The system's investment consultant, NEPC, is recommending the creation of a new 5% target to international small-cap equities within the managed investment pool by reducing the rest of international equity target to 11% from 16%, and creating a new 5% target to bank loans by eliminating the 5% global multisector fixed-income target.
NEPC is also recommending increasing the investment pool's target to TIPS to 8% from 3% by reducing the core fixed-income target to 5% from 10%.
According to a presentation from NEPC to the committee, the changes are being recommended “to marginally improve the portfolio's (5- to 7-year) return expectation and maintain the same expected asset volatility.”
Targets that would remain unchanged are 20% global asset allocation; 16% domestic large-cap equities; 6% each credit hedge funds, long/short hedge funds and domestic small/midcap equities; 4% each emerging markets equities and emerging markets small-cap equities; 3% private real assets–infrastructure/land; and the remainder in private equity.
For the pension fund, NEPC is recommending the creation of a new 7% target to TIPS by reducing the core fixed-income allocation to 20% from 27%, and creating a new 5% target to bank loans by eliminating its 5% target to global multisector fixed income.
Targets that would remain unchanged are 25% global asset allocation; 8% each core real estate and domestic large-cap equities; 7% international equities; 5% each credit hedge funds and long/short hedge funds; 4% domestic small/midcap equities; 3% emerging markets small-cap equities and 3% cash.
The changes to pension fund targets are being recommended to “increase the return profile and slightly reduce the expected asset volatility (standard deviation) with an improved Sharpe ratio,” according to the presentation.
Whether interested managers can contact NEPC if the new allocations are approved could not be immediately learned.

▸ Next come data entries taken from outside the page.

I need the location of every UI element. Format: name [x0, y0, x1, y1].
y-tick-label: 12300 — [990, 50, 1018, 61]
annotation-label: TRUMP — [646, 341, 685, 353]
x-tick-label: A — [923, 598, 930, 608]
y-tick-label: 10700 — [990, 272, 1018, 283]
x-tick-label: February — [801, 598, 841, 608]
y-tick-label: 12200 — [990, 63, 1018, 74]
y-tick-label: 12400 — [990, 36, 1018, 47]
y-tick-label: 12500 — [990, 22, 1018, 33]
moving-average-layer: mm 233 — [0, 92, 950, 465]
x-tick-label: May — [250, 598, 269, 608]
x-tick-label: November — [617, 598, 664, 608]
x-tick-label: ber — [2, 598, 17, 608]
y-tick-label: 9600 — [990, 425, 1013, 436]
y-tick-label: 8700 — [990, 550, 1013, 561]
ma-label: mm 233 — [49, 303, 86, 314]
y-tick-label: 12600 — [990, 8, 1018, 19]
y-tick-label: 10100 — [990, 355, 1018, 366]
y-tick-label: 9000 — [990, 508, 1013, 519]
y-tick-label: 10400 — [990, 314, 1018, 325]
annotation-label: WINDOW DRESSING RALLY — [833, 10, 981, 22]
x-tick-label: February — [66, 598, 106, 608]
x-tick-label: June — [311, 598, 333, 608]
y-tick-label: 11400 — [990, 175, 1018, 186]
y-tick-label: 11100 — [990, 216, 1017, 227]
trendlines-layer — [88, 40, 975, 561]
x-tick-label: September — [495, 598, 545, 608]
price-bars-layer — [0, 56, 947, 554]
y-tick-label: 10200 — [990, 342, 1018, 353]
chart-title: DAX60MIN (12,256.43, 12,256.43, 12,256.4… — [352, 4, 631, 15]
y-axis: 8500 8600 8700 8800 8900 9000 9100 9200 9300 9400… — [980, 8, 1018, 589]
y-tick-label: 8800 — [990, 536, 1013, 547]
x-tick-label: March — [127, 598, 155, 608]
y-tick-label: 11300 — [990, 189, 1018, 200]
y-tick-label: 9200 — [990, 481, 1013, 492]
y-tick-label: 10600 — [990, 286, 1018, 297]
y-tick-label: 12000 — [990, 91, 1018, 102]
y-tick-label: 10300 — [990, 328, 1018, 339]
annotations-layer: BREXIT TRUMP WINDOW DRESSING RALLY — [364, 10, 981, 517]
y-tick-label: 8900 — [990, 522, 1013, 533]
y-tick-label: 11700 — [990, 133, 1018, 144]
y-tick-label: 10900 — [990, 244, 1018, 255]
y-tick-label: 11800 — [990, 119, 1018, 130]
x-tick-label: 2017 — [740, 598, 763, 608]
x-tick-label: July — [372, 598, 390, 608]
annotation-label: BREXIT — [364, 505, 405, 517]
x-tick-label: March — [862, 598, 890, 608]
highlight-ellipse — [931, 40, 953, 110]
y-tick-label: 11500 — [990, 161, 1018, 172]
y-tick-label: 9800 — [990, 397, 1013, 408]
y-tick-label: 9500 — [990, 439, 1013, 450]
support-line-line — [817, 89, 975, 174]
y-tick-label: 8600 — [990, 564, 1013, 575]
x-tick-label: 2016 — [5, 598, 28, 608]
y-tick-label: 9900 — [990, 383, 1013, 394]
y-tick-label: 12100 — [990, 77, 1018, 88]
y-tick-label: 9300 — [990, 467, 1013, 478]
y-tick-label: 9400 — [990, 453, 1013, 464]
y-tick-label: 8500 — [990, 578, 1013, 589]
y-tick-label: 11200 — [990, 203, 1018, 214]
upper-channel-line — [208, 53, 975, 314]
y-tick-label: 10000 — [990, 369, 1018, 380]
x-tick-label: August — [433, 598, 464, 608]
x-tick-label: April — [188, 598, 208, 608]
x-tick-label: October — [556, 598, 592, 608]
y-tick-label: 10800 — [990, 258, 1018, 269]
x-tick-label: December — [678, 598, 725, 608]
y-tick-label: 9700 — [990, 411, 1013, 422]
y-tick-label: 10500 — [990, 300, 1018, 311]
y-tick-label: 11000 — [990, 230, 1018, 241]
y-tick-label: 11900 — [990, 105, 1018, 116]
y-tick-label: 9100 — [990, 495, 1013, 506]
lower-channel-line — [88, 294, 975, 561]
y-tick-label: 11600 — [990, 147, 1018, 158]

As of Dec. 31, the investment pool's actual allocation was 20.4% global asset allocation, 18.3% domestic large-cap equities, 18.1% total fixed income, 15.6% international equity, 12.3% total hedge funds, 6.6% emerging markets equities, 6% domestic small/midcap equities, 1.9% real assets, 0.5% private equity and the rest in cash.
As of Dec. 31, the pension fund's actual allocation was 31.7% total fixed income, 25.5% global asset allocation, 10.2% alternative investments, 8% real assets, 7.8% domestic large-cap equities, 6.5% international equities, 4.7% domestic small-cap equities, 3.1% emerging markets equities and the rest in cash.
Ms. Elliott referred additional questions to Kelly A. Regan, senior consultant at NEPC, who could not be immediately reached.